What Bernanke did recommend is ditching fan charts showing forecast uncertainty, and instead look at alternative scenarios to the main forecast. How useful this will be remains to be seen, but I think it points to a more fundamental problem. Chris Giles talks about the need to examine past forecast errors, but I think an equally big gap is the lack of Bank analysis of the impact of monetary policy itself.


If you look at the Bank of England’s website you will find plenty of interesting research papers, many of which look at a particular aspect of the ‘transmission mechanism’ between monetary policy instruments and key economic variables. A few, like this, examine the whole thing. However there is a world of difference between a piece of research using a particular estimation method or theoretical approach and a considered Bank view based on looking at the totality of evidence. It is the latter which is missing.

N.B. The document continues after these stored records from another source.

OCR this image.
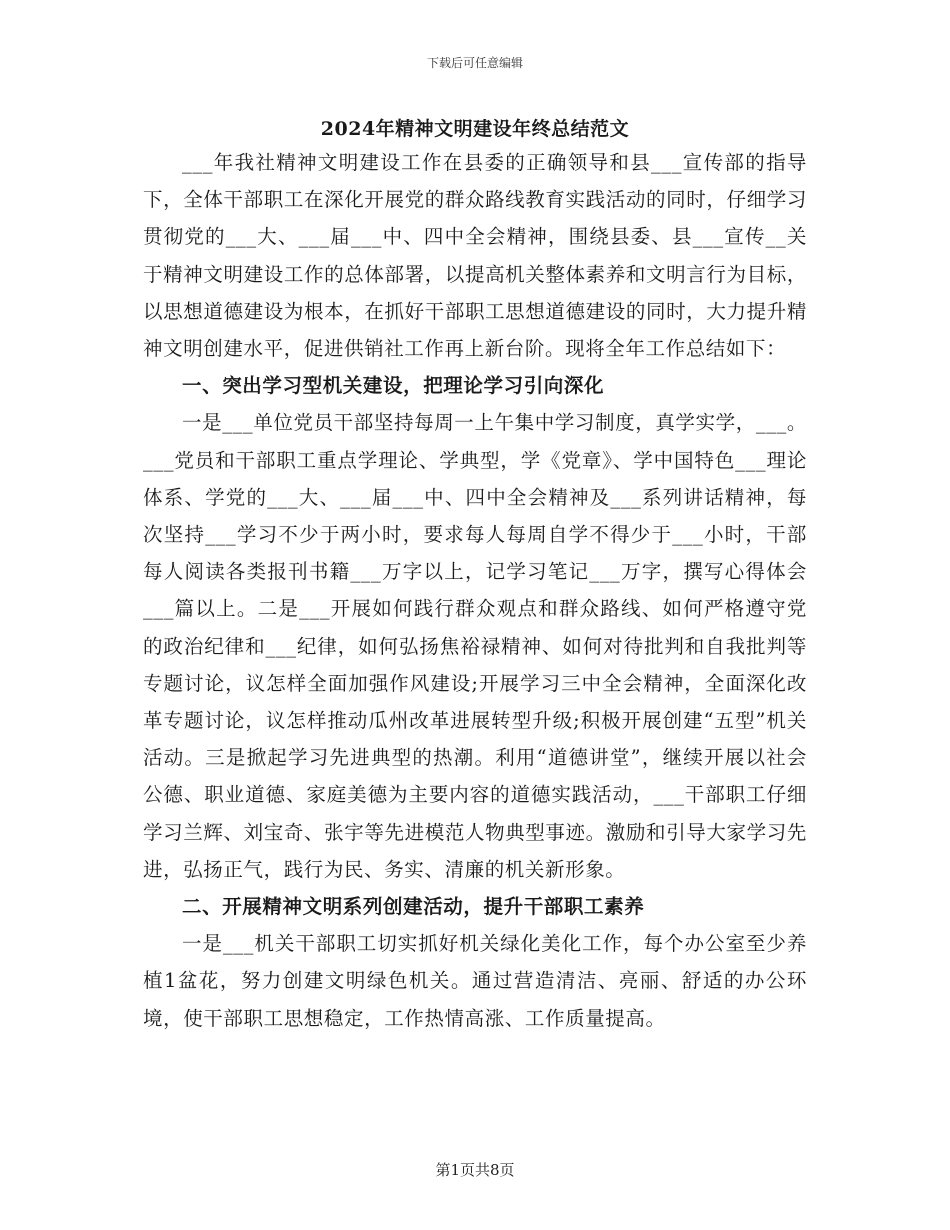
下载后可任意编辑
2024年精神文明建设年终总结范文

___年我社精神文明建设工作在县委的正确领导和县___宣传部的指导下，全体干部职工在深化开展党的群众路线教育实践活动的同时，仔细学习贯彻党的___大、___届___中、四中全会精神，围绕县委、县___宣传__关于精神文明建设工作的总体部署，以提高机关整体素养和文明言行为目标，以思想道德建设为根本，在抓好干部职工思想道德建设的同时，大力提升精神文明创建水平，促进供销社工作再上新台阶。现将全年工作总结如下：

一、突出学习型机关建设，把理论学习引向深化

一是___单位党员干部坚持每周一上午集中学习制度，真学实学，___。___党员和干部职工重点学理论、学典型，学《党章》、学中国特色___理论体系、学党的___大、___届___中、四中全会精神及___系列讲话精神，每次坚持___学习不少于两小时，要求每人每周自学不得少于___小时，干部每人阅读各类报刊书籍___万字以上，记学习笔记___万字，撰写心得体会___篇以上。二是___开展如何践行群众观点和群众路线、如何严格遵守党的政治纪律和___纪律，如何弘扬焦裕禄精神、如何对待批判和自我批判等专题讨论，议怎样全面加强作风建设;开展学习三中全会精神，全面深化改革专题讨论，议怎样推动瓜州改革进展转型升级;积极开展创建“五型”机关活动。三是掀起学习先进典型的热潮。利用“道德讲堂”，继续开展以社会公德、职业道德、家庭美德为主要内容的道德实践活动，___干部职工仔细学习兰辉、刘宝奇、张宇等先进模范人物典型事迹。激励和引导大家学习先进，弘扬正气，践行为民、务实、清廉的机关新形象。

二、开展精神文明系列创建活动，提升干部职工素养

一是___机关干部职工切实抓好机关绿化美化工作，每个办公室至少养植1盆花，努力创建文明绿色机关。通过营造清洁、亮丽、舒适的办公环境，使干部职工思想稳定，工作热情高涨、工作质量提高。

第1页共8页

For example I started this post by suggesting that the Bank couldn’t have done much to prevent recent inflation without harming the economy, but this should be something the Bank itself should address by looking at what the impact of alternative past interest rate profiles might have been, and publishing the results. More generally, the Bank should publish and regularly update its own assessment of how changes in interest rates impact the economy over time. The Bank must do such analysis internally, so why not make this public? Having a core model that it could trust would of course make this much easier.